果断―隠蔽捜査2/今野敏

果断―隠蔽捜査2
果断―隠蔽捜査2
今野敏

新潮社 2007-04-27

asin:4103002522

Amazonで詳しく見る

楽天で詳しく見る

bk1で詳しく見る

 
 ★★★★
 前作『隠蔽捜査』では、東大法学部卒キャリアの竜崎伸也(46歳)はキャリア同士の対立には勝利したが、息子が麻薬に手を出した不祥事による降格人事で、警察庁長官官房の総務課長から大森署の署長に移動になった。今回も周りから変人を見る目つきで見られるものの気にすることもなく、管理職とはかくあるべきだという果断な処置をもってして事件にあたっていく。
 カ、カッコイイ。

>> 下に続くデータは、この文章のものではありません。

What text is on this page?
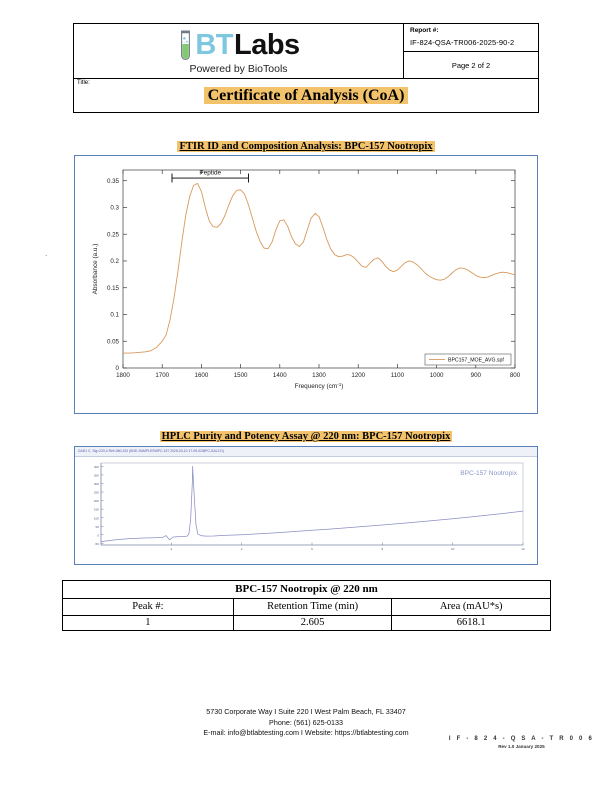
BT Labs
Powered by BioTools
Report #:
IF-824-QSA-TR006-2025-90-2
Page 2 of 2
Title:
Certificate of Analysis (CoA)
FTIR ID and Composition Analysis: BPC-157 Nootropix
·
1800	1700	1600	1500	1400	1300	1200	1100	1000	900	800
0
0.05
0.1
0.15
0.2
0.25
0.3
0.35
Peptide
Absorbance (a.u.)
Frequency $(cm^{-1})$
BPC157_MOE_AVG.spf
HPLC Purity and Potency Assay @ 220 nm: BPC-157 Nootropix
DAD1 C, Sig=220,4 Ref=360,100 (BGE-SAMPLES\BPC-157 2025-03-10 17-09-02\BPC-SAL2.D)
-50
0
50
100
150
200
250
300
350
400
2	4	6	8	10	12
BPC-157 Nootropix
BPC-157 Nootropix @ 220 nm		
Peak #:	Retention Time (min)	Area (mAU*s)
1	2.605	6618.1
5730 Corporate Way I Suite 220 I West Palm Beach, FL 33407
Phone: (561) 625-0133
E-mail: info@btlabtesting.com I Website: https://btlabtesting.com
I F - 8 2 4 - Q S A - T R 0 0 6
Rev 1.0 January 2025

どこに行こうが軋轢や葛藤はあるのだし、人間関係の難しさはどんな立場になろうとも同じである。竜崎の凄いところは、常に理路整然としているところ。どんなに立場が悪くなろうが、正しいことは正しいと信念を持ってやってのけるところだ。道理をわきまえるという、道理に従って行動するというのは、口にするのは簡単だが実際に行動するのは難しい。それを淡々とやっていく竜崎は、やっぱり格好いい。
 当初反感を持っていた部下達も信頼を寄せていくのをは当たり前だろう。事件のほうも、そんな部下の一言から意外な展開になって竜崎を助けてくれる。読み終えてしまえば、あっさりと解決してしまった感があって、もっと書き込んで欲しかったかなという贅沢な思いが残ってしまった。次回はもう少し長い話が読みたい。
 ということで一番面白かったのは、事件の話より小中学校の教師やPTAとの防犯対策懇談会に出席したときの竜崎の意見だった。前回も教育論をぶっていたが、今回も地域社会の崩壊や学校の秩序の崩壊についての理路整然とした意見には唸ってしまった。教育や学習についての考え方は面白い。それでちょっと引用を。

 東大法学部卒は伊達ではないのだ。…
 他大学の卒業生や私大の卒業生にも優秀な者はいる。東大法学部というのは一つの目安に過ぎない。だが、最難関を目指して小、中、高と受験勉強を続ける忍耐力と集中力が重要なのだと竜崎は信じていた。

 これは激しく同意する。こういうのをもっと入れて欲しかったなあ。
 でも今回もとても面白かったです。